Direct involvement with regulatory audits makes us conscious of risk. We maintain accurate batch records, register all substances in site chemical inventories, and keep exposure scenarios up to date. Responding to feedback from previous audits, we swapped to improved PPE and reviewed emergency protocols based on real-world drills, not hypothetical hazards.
Having produced IMIDAZO[1,2-A]PYRIDINE-6-CARBOXYLIC ACID for years meant listening as much as synthesizing. Feedback from medicinal chemists, process engineers, QA inspectors, and regulatory managers shaped every version of our product and service. We avoid offering off-the-shelf advice; instead, dialogue with users builds the knowledge required to avoid pitfalls and make better choices. Repeat orders and ongoing research collaborations stand as proof of the relationship-focused way we work.
In an industry dense with quick-fix suppliers and resellers, controlling every step — from synthetic route development to packaging and after-sales support — gives us confidence in each container shipped. Every day, we see the impact those details have on project timelines, cost, and even key discoveries in the labs of our partners.
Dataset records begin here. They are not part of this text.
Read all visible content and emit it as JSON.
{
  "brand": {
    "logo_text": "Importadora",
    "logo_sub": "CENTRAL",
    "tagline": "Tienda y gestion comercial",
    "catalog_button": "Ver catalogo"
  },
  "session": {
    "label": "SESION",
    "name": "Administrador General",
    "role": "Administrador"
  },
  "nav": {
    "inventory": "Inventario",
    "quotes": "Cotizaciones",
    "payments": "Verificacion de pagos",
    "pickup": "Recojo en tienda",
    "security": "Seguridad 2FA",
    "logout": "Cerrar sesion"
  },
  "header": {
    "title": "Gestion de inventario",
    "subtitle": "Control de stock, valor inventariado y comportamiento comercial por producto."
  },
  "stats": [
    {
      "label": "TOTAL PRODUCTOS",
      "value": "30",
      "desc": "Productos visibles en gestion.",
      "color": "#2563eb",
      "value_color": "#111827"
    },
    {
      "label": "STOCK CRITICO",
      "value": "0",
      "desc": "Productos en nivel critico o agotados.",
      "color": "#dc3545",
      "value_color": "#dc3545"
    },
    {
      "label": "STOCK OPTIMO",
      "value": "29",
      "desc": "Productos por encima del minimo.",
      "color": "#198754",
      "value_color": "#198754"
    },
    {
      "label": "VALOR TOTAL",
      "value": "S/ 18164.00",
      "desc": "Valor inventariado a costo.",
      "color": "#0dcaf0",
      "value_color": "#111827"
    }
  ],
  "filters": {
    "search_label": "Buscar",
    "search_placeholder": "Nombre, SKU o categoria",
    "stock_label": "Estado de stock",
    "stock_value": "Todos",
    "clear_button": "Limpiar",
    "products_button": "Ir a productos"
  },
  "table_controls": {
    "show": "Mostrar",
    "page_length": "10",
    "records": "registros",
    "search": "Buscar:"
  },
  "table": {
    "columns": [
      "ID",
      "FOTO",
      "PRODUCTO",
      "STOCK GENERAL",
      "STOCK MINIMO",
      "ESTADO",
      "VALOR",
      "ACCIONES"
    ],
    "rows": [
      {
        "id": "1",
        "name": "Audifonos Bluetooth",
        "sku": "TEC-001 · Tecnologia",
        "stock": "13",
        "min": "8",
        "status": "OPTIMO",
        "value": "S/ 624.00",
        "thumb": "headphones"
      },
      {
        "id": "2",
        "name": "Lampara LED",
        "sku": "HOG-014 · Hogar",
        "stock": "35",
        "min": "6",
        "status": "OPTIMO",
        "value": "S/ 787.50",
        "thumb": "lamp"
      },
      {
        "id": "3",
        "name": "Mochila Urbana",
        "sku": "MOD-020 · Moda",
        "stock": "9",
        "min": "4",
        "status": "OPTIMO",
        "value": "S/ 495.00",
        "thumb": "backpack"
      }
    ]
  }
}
Scientific progress does not stand still. New therapeutic targets keep appearing, and medicinal chemistry seeks out frameworks able to hold up under challenging downstream chemistry. Our in-house team keeps an eye out for subtle process innovations, exploring greener methods, tighter analytics, and advanced impurity tracking. Regular review meetings bring production chemists and analytical scientists together to discuss new issues, shared wins, and opportunities for smarter batch planning.
The story of IMIDAZO[1,2-A]PYRIDINE-6-CARBOXYLIC ACID in our facility—treated not as a commodity but as a valuable tool—underlines the commitment to learning and improvement shaped by hands-on reality. Lessons learned from lab to plant, and from desk to loading dock, drive both our chemical know-how and our commitment to those who trust us with their innovations.